Switching to a new LMS isn’t quite as simple when you consider the time that needs to be invested into learning the system and then making sure all users are comfortable with using it. In addition, the process involves migrating teams and content to the new software, as well as letting all learners know about the change.
Determine Problem Areas Associated with the Current LMS
Those who are thinking of switching to a new LMS will have an idea of why they are doing it. However, you should think about what each of those reasons is. It might also be an excellent idea to write down the reasons that you feel you need to switch. Communicate with all sorts of users, from managers to learners and content creators, so you have all the information you need. Take the time to nail down all of the current problem areas, so you choose new software that doesn’t have the same issues.
After you have a full idea of why the switch is needed and what features will combine to create a more successful product, you’ll find that choosing a new LMS is simple. You know what you want to achieve and can choose features that align with that.
Map Out and Compare Features
Once you have determined that a change is needed and identified pain points with the current LMS, it’s time to look at it in another way. Consider the software you use today and all the features it includes that you do not want to go without. While you go through this process, you can also determine which features you rarely or never use that you’re okay with going without. This gives you a basis for comparison.
When comparing against other LMS options, don’t immediately drop an option because it doesn’t have a feature. It could be implemented differently or come with another workaround.
Look at Features for User Engagement
Anyone who creates learning courses online appreciates when their content is used, and people engage with it. However, in an increasingly time-crunched world, it can be a serious challenge to get the workforce to spend time on training. Some good options for improving engagement levels are short learning modules, email courses, daily quizzes, and similar content. This ensures that learners get course content delivered to them even if they forget to visit the website on their own.
Variety of Content Types
Since you’re planning to switch to a new LMS, this could be an excellent time to look at new content types that your current LMS may not offer. With content creation being a long and laborious process, many LMSs offer a way to pull existing content, such as blog posts or YouTube videos, into the software. As an example, eLeaP offers the option of uploading files that are PowerPoints, PDFs, audio, pictures, video, SCORM, Microsoft Office, and more. When you select an LMS, looking for variety so you know you can use it for multiple applications.
Ability to Migrate Users and Content
One of the most critical areas for this transition is migration. Most people will be migrating users, enrollments, and content to the new LMS. Some businesses will want to be able to migrate things like user records and progress, although downloading reports from the original LMS can avoid this need. Different LMSs have a variety of import and export tools, so consider how hard is going to be. It may be an entirely manual process, an automatic one, or something in between the two.

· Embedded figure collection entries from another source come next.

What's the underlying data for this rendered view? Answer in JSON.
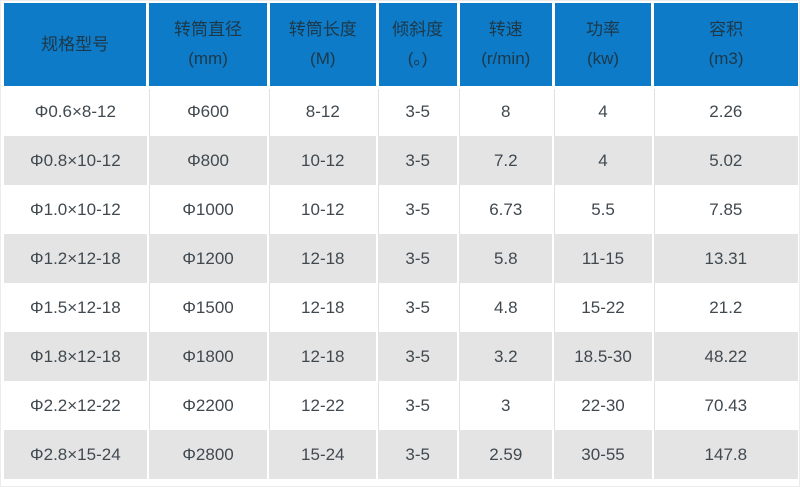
{
  "chart_data": {
    "type": "table",
    "columns": [
      {
        "label": "规格型号",
        "unit": ""
      },
      {
        "label": "转筒直径",
        "unit": "(mm)"
      },
      {
        "label": "转筒长度",
        "unit": "(M)"
      },
      {
        "label": "倾斜度",
        "unit": "(。)"
      },
      {
        "label": "转速",
        "unit": "(r/min)"
      },
      {
        "label": "功率",
        "unit": "(kw)"
      },
      {
        "label": "容积",
        "unit": "(m3)"
      }
    ],
    "rows": [
      [
        "Φ0.6×8-12",
        "Φ600",
        "8-12",
        "3-5",
        "8",
        "4",
        "2.26"
      ],
      [
        "Φ0.8×10-12",
        "Φ800",
        "10-12",
        "3-5",
        "7.2",
        "4",
        "5.02"
      ],
      [
        "Φ1.0×10-12",
        "Φ1000",
        "10-12",
        "3-5",
        "6.73",
        "5.5",
        "7.85"
      ],
      [
        "Φ1.2×12-18",
        "Φ1200",
        "12-18",
        "3-5",
        "5.8",
        "11-15",
        "13.31"
      ],
      [
        "Φ1.5×12-18",
        "Φ1500",
        "12-18",
        "3-5",
        "4.8",
        "15-22",
        "21.2"
      ],
      [
        "Φ1.8×12-18",
        "Φ1800",
        "12-18",
        "3-5",
        "3.2",
        "18.5-30",
        "48.22"
      ],
      [
        "Φ2.2×12-22",
        "Φ2200",
        "12-22",
        "3-5",
        "3",
        "22-30",
        "70.43"
      ],
      [
        "Φ2.8×15-24",
        "Φ2800",
        "15-24",
        "3-5",
        "2.59",
        "30-55",
        "147.8"
      ]
    ]
  },
  "colors": {
    "header_bg": "#0d7bc8",
    "header_text": "#1d3848",
    "body_text": "#40494f",
    "row_alt_bg": "#e4e4e4",
    "separator": "#e0e0e0"
  }
}
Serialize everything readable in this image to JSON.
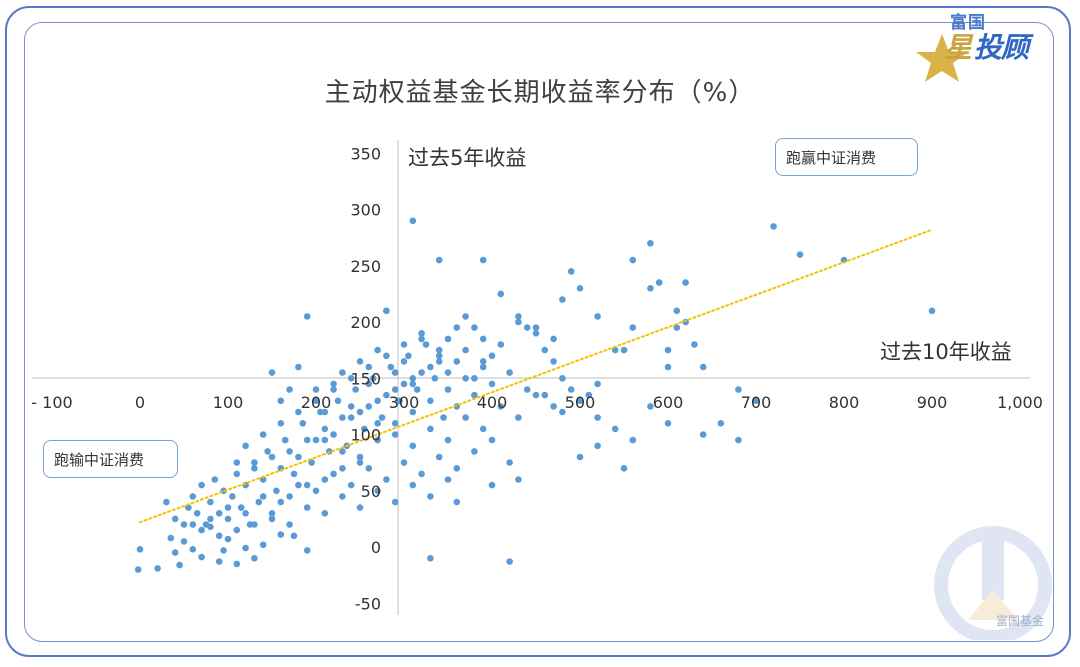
{
  "brand": {
    "small": "富国",
    "star_char": "星",
    "big": "投顾"
  },
  "watermark": {
    "text": "富国基金"
  },
  "colors": {
    "point": "#5b9bd5",
    "trend": "#f2c200",
    "axis": "#bfbfbf",
    "frame": "#5b78c8"
  },
  "chart_data": {
    "type": "scatter",
    "title": "主动权益基金长期收益率分布（%）",
    "xlabel": "过去10年收益",
    "ylabel": "过去5年收益",
    "xlim": [
      -100,
      1000
    ],
    "ylim": [
      -50,
      350
    ],
    "x_ticks": [
      "- 100",
      "0",
      "100",
      "200",
      "300",
      "400",
      "500",
      "600",
      "700",
      "800",
      "900",
      "1,000"
    ],
    "y_ticks": [
      "-50",
      "0",
      "50",
      "100",
      "150",
      "200",
      "250",
      "300",
      "350"
    ],
    "annotations": {
      "upper": "跑赢中证消费",
      "lower": "跑输中证消费"
    },
    "trendline": {
      "style": "dotted",
      "from": [
        0,
        22
      ],
      "to": [
        900,
        282
      ]
    },
    "series": [
      {
        "points": [
          [
            -2,
            -20
          ],
          [
            0,
            -2
          ],
          [
            20,
            -19
          ],
          [
            35,
            8
          ],
          [
            40,
            -5
          ],
          [
            45,
            -16
          ],
          [
            50,
            5
          ],
          [
            60,
            -2
          ],
          [
            70,
            -9
          ],
          [
            80,
            18
          ],
          [
            90,
            -13
          ],
          [
            95,
            -3
          ],
          [
            100,
            7
          ],
          [
            110,
            -15
          ],
          [
            120,
            -1
          ],
          [
            130,
            -10
          ],
          [
            140,
            2
          ],
          [
            160,
            11
          ],
          [
            175,
            10
          ],
          [
            190,
            -3
          ],
          [
            330,
            -10
          ],
          [
            420,
            -13
          ],
          [
            30,
            40
          ],
          [
            40,
            25
          ],
          [
            50,
            20
          ],
          [
            55,
            35
          ],
          [
            60,
            45
          ],
          [
            65,
            30
          ],
          [
            70,
            55
          ],
          [
            75,
            20
          ],
          [
            80,
            40
          ],
          [
            85,
            60
          ],
          [
            90,
            30
          ],
          [
            95,
            50
          ],
          [
            100,
            25
          ],
          [
            105,
            45
          ],
          [
            110,
            65
          ],
          [
            115,
            35
          ],
          [
            120,
            55
          ],
          [
            125,
            20
          ],
          [
            130,
            75
          ],
          [
            135,
            40
          ],
          [
            140,
            60
          ],
          [
            145,
            85
          ],
          [
            150,
            30
          ],
          [
            155,
            50
          ],
          [
            160,
            70
          ],
          [
            165,
            95
          ],
          [
            170,
            45
          ],
          [
            175,
            65
          ],
          [
            180,
            80
          ],
          [
            185,
            110
          ],
          [
            190,
            55
          ],
          [
            195,
            75
          ],
          [
            200,
            95
          ],
          [
            205,
            120
          ],
          [
            210,
            60
          ],
          [
            215,
            85
          ],
          [
            220,
            100
          ],
          [
            225,
            130
          ],
          [
            230,
            70
          ],
          [
            235,
            90
          ],
          [
            240,
            115
          ],
          [
            245,
            140
          ],
          [
            250,
            80
          ],
          [
            255,
            105
          ],
          [
            260,
            125
          ],
          [
            265,
            150
          ],
          [
            270,
            95
          ],
          [
            275,
            115
          ],
          [
            280,
            135
          ],
          [
            285,
            160
          ],
          [
            290,
            110
          ],
          [
            295,
            130
          ],
          [
            300,
            145
          ],
          [
            305,
            170
          ],
          [
            310,
            120
          ],
          [
            315,
            140
          ],
          [
            320,
            155
          ],
          [
            325,
            180
          ],
          [
            330,
            130
          ],
          [
            335,
            150
          ],
          [
            340,
            165
          ],
          [
            345,
            115
          ],
          [
            350,
            140
          ],
          [
            360,
            125
          ],
          [
            370,
            150
          ],
          [
            380,
            135
          ],
          [
            390,
            160
          ],
          [
            400,
            145
          ],
          [
            60,
            20
          ],
          [
            70,
            15
          ],
          [
            80,
            25
          ],
          [
            90,
            10
          ],
          [
            100,
            35
          ],
          [
            110,
            15
          ],
          [
            120,
            30
          ],
          [
            130,
            20
          ],
          [
            140,
            45
          ],
          [
            150,
            25
          ],
          [
            160,
            40
          ],
          [
            170,
            20
          ],
          [
            180,
            55
          ],
          [
            190,
            35
          ],
          [
            200,
            50
          ],
          [
            210,
            30
          ],
          [
            220,
            65
          ],
          [
            230,
            45
          ],
          [
            240,
            55
          ],
          [
            250,
            35
          ],
          [
            260,
            70
          ],
          [
            270,
            50
          ],
          [
            280,
            60
          ],
          [
            290,
            40
          ],
          [
            300,
            75
          ],
          [
            310,
            55
          ],
          [
            320,
            65
          ],
          [
            330,
            45
          ],
          [
            340,
            80
          ],
          [
            350,
            60
          ],
          [
            360,
            70
          ],
          [
            380,
            85
          ],
          [
            400,
            95
          ],
          [
            420,
            75
          ],
          [
            110,
            75
          ],
          [
            120,
            90
          ],
          [
            130,
            70
          ],
          [
            140,
            100
          ],
          [
            150,
            80
          ],
          [
            160,
            110
          ],
          [
            170,
            85
          ],
          [
            180,
            120
          ],
          [
            190,
            95
          ],
          [
            200,
            130
          ],
          [
            210,
            105
          ],
          [
            220,
            140
          ],
          [
            230,
            115
          ],
          [
            240,
            150
          ],
          [
            250,
            120
          ],
          [
            260,
            160
          ],
          [
            270,
            130
          ],
          [
            280,
            170
          ],
          [
            290,
            140
          ],
          [
            300,
            180
          ],
          [
            310,
            150
          ],
          [
            320,
            185
          ],
          [
            330,
            160
          ],
          [
            340,
            175
          ],
          [
            350,
            155
          ],
          [
            360,
            165
          ],
          [
            370,
            175
          ],
          [
            380,
            150
          ],
          [
            390,
            165
          ],
          [
            400,
            170
          ],
          [
            410,
            180
          ],
          [
            420,
            155
          ],
          [
            150,
            155
          ],
          [
            160,
            130
          ],
          [
            170,
            140
          ],
          [
            180,
            160
          ],
          [
            190,
            205
          ],
          [
            200,
            140
          ],
          [
            210,
            120
          ],
          [
            220,
            145
          ],
          [
            230,
            155
          ],
          [
            240,
            125
          ],
          [
            250,
            165
          ],
          [
            260,
            145
          ],
          [
            270,
            175
          ],
          [
            280,
            210
          ],
          [
            290,
            155
          ],
          [
            300,
            165
          ],
          [
            310,
            145
          ],
          [
            320,
            190
          ],
          [
            340,
            170
          ],
          [
            350,
            185
          ],
          [
            360,
            195
          ],
          [
            370,
            205
          ],
          [
            380,
            195
          ],
          [
            390,
            185
          ],
          [
            410,
            225
          ],
          [
            430,
            205
          ],
          [
            440,
            195
          ],
          [
            450,
            190
          ],
          [
            460,
            175
          ],
          [
            470,
            165
          ],
          [
            480,
            150
          ],
          [
            210,
            95
          ],
          [
            230,
            85
          ],
          [
            250,
            75
          ],
          [
            270,
            110
          ],
          [
            290,
            100
          ],
          [
            310,
            90
          ],
          [
            330,
            105
          ],
          [
            350,
            95
          ],
          [
            370,
            115
          ],
          [
            390,
            105
          ],
          [
            410,
            125
          ],
          [
            430,
            115
          ],
          [
            450,
            135
          ],
          [
            470,
            125
          ],
          [
            490,
            140
          ],
          [
            510,
            135
          ],
          [
            440,
            140
          ],
          [
            460,
            135
          ],
          [
            480,
            120
          ],
          [
            500,
            130
          ],
          [
            520,
            115
          ],
          [
            540,
            105
          ],
          [
            560,
            95
          ],
          [
            580,
            125
          ],
          [
            600,
            110
          ],
          [
            500,
            80
          ],
          [
            520,
            90
          ],
          [
            550,
            70
          ],
          [
            430,
            60
          ],
          [
            400,
            55
          ],
          [
            360,
            40
          ],
          [
            280,
            210
          ],
          [
            310,
            290
          ],
          [
            340,
            255
          ],
          [
            390,
            255
          ],
          [
            430,
            200
          ],
          [
            450,
            195
          ],
          [
            470,
            185
          ],
          [
            480,
            220
          ],
          [
            490,
            245
          ],
          [
            500,
            230
          ],
          [
            520,
            205
          ],
          [
            550,
            175
          ],
          [
            560,
            195
          ],
          [
            580,
            230
          ],
          [
            600,
            160
          ],
          [
            610,
            210
          ],
          [
            620,
            200
          ],
          [
            640,
            160
          ],
          [
            680,
            140
          ],
          [
            700,
            130
          ],
          [
            720,
            285
          ],
          [
            750,
            260
          ],
          [
            800,
            255
          ],
          [
            900,
            210
          ],
          [
            520,
            145
          ],
          [
            540,
            175
          ],
          [
            560,
            255
          ],
          [
            580,
            270
          ],
          [
            590,
            235
          ],
          [
            600,
            175
          ],
          [
            610,
            195
          ],
          [
            620,
            235
          ],
          [
            630,
            180
          ],
          [
            640,
            100
          ],
          [
            660,
            110
          ],
          [
            680,
            95
          ]
        ]
      }
    ]
  }
}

Considerations About Time and Cost
Assuming you have more than a few pieces of content and a handful of users, switching to a new LMS is not always going to be quick to handle. You need to be sure that the transition process is properly mapped out and all expectations of stakeholders are met regarding the change. Ensure the transition is planned out from beginning to end.
On the subject of cost, be aware that it goes beyond initial infrastructure and licensing costs. Managing content, creating reports, and teaching users will also have an impact on the cost of the switch. Select an LMS that makes all of these things more efficient than the LMS you already use.
Upgrades to Technology
If you have already been using your current LMS for a long time, it’s quite possible that the technology that pins it together hasn’t been upgraded. Technology is constantly being updated and improved to create better learning experiences. With an LMS like eLeaP, you get system integration with other software, powerful customization, the ability to create custom courses, and more. These things can be useful and may be worth looking for as you choose the right LMS to replace the one your organization is currently using.
Not All Features Matter
Remember that as you peruse the various LMSs available today that they have a huge number of features. Sometimes it can be difficult to see past that since it can become overwhelming. Remember that only around a quarter of the features in any LMS are going to be used by about three-quarters of your learners and content creators. The best thing you can do is to identify the features that are the most important and then select an LMS that does those things especially well. This makes it easier to choose the right LMS without getting bogged down in details.